Timeline: From Slave Profits to American Literary Tycoons
· 1700s – Early 1800s: Slave Trade Fortunes
· DeWolf Family (Rhode Island) sends over 1,000 slave-trading voyages.
· Brown Family (Providence) profits from both whaling and the slave trade; helps found Brown University.
· New England Triangle Trade: Rum, molasses, and enslaved Africans connect Boston, Africa, and the Caribbean.
· 1800–1860: Slave Economy at Its Peak
· Southern “Cotton Kings” in Mississippi, Louisiana, and South Carolina grow immensely wealthy on enslaved labor.
· Northern banks and insurers (e.g., Aetna, New York financiers) insure enslaved people and plantations.
· Fortunes circulate into shipping, railroads, and estates.
· 1850s: Literature Mirrors Wealth
· Uncle Tom’s Cabin (1852): Planter tycoon Simon Legree embodies brutal wealth from enslaved labor.
· The Scarlet Letter (1850): Puritan elites echo merchant dynasties tied to the slave trade.
· Moby-Dick (1851): Ship owners resemble real New England merchants enriched by both whaling and earlier slave voyages.
· Post–Civil War (1865–1900): Slavery Ends, Wealth Remains
· Plantation dynasties lose enslaved labor but retain land, influence, and social prestige.

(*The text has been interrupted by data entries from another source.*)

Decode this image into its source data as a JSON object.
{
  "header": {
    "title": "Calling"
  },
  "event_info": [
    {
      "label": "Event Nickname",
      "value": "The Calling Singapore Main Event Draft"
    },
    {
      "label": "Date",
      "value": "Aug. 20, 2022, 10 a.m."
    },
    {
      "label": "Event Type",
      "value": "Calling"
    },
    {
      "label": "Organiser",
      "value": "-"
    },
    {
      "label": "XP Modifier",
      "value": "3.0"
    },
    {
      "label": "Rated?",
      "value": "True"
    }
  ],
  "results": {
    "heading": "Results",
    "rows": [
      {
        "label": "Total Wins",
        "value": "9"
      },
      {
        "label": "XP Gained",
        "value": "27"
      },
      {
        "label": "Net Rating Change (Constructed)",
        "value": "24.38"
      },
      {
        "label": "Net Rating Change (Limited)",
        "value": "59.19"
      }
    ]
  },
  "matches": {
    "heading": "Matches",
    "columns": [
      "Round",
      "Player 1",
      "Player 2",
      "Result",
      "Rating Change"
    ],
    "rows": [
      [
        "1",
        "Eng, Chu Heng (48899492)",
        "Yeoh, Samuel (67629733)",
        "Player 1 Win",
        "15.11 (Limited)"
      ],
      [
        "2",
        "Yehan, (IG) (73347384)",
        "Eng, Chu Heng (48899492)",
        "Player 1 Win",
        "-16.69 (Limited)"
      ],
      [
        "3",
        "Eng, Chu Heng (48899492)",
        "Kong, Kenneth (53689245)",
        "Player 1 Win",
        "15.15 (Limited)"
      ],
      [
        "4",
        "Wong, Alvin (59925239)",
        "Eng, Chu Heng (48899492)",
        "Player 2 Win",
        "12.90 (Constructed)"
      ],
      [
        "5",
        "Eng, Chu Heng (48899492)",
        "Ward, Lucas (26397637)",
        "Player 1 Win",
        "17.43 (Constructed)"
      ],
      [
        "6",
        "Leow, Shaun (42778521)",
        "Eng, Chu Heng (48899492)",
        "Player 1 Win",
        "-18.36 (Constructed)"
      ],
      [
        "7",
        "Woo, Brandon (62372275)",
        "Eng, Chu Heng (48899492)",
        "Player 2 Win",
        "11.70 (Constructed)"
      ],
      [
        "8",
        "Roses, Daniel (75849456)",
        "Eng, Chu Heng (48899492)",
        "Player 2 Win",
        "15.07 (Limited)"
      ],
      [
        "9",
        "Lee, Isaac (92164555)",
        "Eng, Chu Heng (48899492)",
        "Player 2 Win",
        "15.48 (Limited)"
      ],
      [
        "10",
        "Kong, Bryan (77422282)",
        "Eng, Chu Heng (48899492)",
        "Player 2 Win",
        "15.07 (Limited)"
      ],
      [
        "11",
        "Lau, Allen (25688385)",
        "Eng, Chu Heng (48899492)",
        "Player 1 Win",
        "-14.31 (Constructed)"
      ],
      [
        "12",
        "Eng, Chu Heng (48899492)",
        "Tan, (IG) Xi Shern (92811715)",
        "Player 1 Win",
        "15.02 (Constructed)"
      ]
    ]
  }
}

· New York “old money” families still benefit from earlier investments tied to slavery.
· Freed people denied access to the wealth they created.
· 1920s: Jazz Age and Fitzgerald’s Critique
· The Great Gatsby (1925): Tom Buchanan represents “old money” aristocracy—fortunes that have existed for generations, often with hidden roots in exploitation.
· Jay Gatsby symbolizes “new money” outsiders trying to break in, highlighting the divide between inherited dynasties and self-made men.
· Legacy Today
· Universities, banks, and cultural institutions trace origins to slave-related profits.
· American classics preserve the image of tycoons whose roots, directly or indirectly, stretch back to systems of exploitation.